Pandemi sürecinin başından beri iki ay dışında neredeyse bütün eğitim uzaktan gerçekleştirildi. Bu süreçte en çok zararlı çıkanlar da şüphesiz emekçi ailelerin çocukları oldu. Çünkü iktidar, öğrencilerin bütün bir şekilde eğitime katılabilmesi için gerekli şartları sağlaması gerekirken bunun için neredeyse hiçbir çaba göstermedi. Emekçi ailelerin çocuklarının eğitime ulaşabilmesi için harcanması gereken devlet bütçesi de görüldüğü üzere patronların kârını korumak ve hatta artırmak için seferber ediliyor!
Atılan bütün adımlar eğitimi sermayeye teslim etmek üzerine
Özel okullar için teşvik adımı elbette eğitimi piyasalaştırma çabasıyla atılan ilk adım değil. Geçtiğimiz yıllarda MEB, Türkiye Odalar ve Borsalar Birliği (TOBB) ile yürüttüğü uzun soluklu bir sürecin sonunda devlete ait meslek liselerini şirketlerin hamiliğine vererek öğrencileri, okulları ve öğretmenleri sermayenin ihtiyaçlarına koşma kararı almıştı. Özel meslek liseleri için de yine teşvikler yağdırmıştı. Yeni teşvik paketi ise, özel meslek liselerine verilecek teşvikleri organize sanayi bölgeleri dışında ve içinde olmak üzere ayrı düzenliyor. Organize Sanayi Bölgeleri içinde açılan meslek liselerinin ayrıca değerlendirilmesi atılan bu adımların yine sermayenin çıkarlarına hizmet ettiğini gösteriyor.
Cumhurbaşkanı Erdoğan, 2018 yılında patronlardan oluşan bir kabine kurarak ülkeyi bir anonim şirket gibi yöneteceğini ısrarla vurgulamıştı. Eğitim alanında bu görev kendisi de bir özel okul patronu ve bir öğretmen olan Ziya Selçuk’a verilmişti. 2018’de TBMM Plan ve Bütçe Komisyonunda yer alan Selçuk, 2019’da eğitime ayrılması öngörülen bütçeyi sunmuş ve özel öğretime teşvik uygulamasını kademeli olarak azaltarak kaldırılacağını söylemişti. Bakan Selçuk gerekçesini ise “dezavantajlı durumdaki devlet okullarına daha nitelikli hizmet” olarak göstermişti. 2020’nin sonuna geldik, bugüne kadar ne dezavantajlı durumdaki devlet okullarına nitelikli hizmet verildi ne de özel öğretime verilen teşvikler azaltıldı. Tam tersine atılan bütün adımlar devlet okullarının nitelik kaybetmesine ve özel okullara teşvik sağlamaya yönelikti. Böylelikle eğitim de bir sektör haline getirilerek sermayenin eline bırakıldı.

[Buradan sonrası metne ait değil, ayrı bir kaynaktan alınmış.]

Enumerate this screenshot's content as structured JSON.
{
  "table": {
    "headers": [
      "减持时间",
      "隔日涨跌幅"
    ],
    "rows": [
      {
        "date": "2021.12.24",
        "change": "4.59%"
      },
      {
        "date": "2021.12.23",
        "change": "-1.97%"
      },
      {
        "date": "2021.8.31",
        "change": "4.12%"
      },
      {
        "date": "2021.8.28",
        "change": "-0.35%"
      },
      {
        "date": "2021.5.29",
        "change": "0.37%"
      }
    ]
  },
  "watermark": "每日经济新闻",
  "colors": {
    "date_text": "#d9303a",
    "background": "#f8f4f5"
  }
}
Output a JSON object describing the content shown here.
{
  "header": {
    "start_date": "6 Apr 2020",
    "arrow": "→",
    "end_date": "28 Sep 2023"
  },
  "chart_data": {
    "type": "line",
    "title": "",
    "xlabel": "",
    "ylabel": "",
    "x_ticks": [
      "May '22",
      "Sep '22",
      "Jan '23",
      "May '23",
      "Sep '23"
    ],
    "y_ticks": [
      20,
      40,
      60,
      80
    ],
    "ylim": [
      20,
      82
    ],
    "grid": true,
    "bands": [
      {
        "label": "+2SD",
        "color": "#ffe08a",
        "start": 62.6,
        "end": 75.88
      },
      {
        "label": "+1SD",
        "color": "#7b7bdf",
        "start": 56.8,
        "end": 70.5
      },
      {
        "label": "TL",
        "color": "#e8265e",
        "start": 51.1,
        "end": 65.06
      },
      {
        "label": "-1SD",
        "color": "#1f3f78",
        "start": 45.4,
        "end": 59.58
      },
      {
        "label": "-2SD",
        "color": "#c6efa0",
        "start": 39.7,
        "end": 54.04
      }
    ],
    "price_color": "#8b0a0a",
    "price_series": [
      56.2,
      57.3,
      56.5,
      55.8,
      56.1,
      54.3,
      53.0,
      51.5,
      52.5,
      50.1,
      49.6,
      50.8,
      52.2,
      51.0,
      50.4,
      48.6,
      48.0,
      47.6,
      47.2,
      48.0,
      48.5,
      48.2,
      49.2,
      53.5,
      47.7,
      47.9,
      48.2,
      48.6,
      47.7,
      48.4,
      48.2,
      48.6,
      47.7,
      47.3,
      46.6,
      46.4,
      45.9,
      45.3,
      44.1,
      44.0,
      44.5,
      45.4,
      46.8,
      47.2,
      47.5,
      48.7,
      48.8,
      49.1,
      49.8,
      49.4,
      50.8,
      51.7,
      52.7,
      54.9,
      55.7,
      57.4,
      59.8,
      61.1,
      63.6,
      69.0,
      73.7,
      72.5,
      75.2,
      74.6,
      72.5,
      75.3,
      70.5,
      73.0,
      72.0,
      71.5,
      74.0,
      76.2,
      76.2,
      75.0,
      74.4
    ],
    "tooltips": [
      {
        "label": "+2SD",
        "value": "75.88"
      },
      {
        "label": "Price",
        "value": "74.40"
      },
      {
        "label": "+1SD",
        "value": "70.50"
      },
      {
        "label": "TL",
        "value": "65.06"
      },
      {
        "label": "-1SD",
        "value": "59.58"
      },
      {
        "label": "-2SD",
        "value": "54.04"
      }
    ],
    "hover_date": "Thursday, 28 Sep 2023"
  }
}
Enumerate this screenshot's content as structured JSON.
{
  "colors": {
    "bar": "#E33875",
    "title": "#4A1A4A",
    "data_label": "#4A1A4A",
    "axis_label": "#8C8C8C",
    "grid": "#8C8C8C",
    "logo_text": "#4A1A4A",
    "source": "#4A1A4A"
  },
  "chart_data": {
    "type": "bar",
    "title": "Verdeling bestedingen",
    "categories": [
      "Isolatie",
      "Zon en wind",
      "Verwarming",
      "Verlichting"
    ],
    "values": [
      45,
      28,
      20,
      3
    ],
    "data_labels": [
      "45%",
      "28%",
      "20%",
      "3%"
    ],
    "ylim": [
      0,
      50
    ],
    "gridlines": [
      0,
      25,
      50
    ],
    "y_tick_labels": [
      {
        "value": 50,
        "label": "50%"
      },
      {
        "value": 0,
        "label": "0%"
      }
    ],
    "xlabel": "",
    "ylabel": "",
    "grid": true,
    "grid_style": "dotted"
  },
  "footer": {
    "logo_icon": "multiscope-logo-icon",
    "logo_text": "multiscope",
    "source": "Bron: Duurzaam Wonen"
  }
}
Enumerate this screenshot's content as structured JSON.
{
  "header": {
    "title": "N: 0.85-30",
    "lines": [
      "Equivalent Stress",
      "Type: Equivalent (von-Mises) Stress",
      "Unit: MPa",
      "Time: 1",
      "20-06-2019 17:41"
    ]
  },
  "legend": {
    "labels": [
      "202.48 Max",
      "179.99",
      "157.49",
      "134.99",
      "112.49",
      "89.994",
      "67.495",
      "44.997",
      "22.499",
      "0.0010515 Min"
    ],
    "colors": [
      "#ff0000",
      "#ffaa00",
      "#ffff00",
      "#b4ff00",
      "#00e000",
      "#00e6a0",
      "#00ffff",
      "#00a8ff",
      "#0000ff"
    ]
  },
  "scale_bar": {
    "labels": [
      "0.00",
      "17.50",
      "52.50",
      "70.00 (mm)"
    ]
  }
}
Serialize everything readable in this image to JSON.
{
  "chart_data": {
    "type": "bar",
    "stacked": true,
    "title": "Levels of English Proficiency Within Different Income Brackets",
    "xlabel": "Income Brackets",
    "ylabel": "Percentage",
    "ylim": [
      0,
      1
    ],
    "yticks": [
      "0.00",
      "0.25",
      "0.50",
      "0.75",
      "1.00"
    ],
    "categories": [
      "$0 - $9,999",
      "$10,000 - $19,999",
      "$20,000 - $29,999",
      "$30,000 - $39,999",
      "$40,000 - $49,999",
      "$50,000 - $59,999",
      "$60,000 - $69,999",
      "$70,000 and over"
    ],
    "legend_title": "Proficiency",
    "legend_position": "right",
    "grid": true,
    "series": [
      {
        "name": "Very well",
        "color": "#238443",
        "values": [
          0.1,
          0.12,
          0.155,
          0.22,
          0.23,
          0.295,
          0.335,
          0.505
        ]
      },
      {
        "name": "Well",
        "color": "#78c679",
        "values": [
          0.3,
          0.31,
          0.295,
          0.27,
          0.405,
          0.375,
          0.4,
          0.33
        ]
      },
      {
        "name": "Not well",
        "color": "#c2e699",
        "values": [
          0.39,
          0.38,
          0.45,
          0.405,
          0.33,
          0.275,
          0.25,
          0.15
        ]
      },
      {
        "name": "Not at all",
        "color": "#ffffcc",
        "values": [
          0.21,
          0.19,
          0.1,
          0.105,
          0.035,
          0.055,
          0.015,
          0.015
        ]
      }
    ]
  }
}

Eğitim hakkımızı korumak için örgütlü mücadeleye!
Nitelikli ve bilimsel eğitim almak öğrencilerin en temel hakkıdır. Ama bu sermayenin eliyle mümkün değildir. Devletin bütçesi özel okul patronlarına müşteri sağlamak için değil okullarda eğitimin herkesçe ulaşılabilir, nitelikli ve bilimsel olmasını sağlamak için kullanılmalıdır. Buna ulaşmak ancak tüm özel okulların kamulaştırılması ve sermayenin pis ellerinin eğitimin üzerinden çekilmesiyle gerçekleşebilir. Eğitim sistemi emekçi halkın çıkarlarına yönelik olarak tekrar düzenlenmelidir. Bunları sağlamak için örgütlü bir mücadele yürüterek eğitim hakkımızı sermayeye karşı savunmalıyız.
Bu yazı Gerçek gazetesinin Ocak 2021 tarihli 136. sayısında yayınlanmıştır.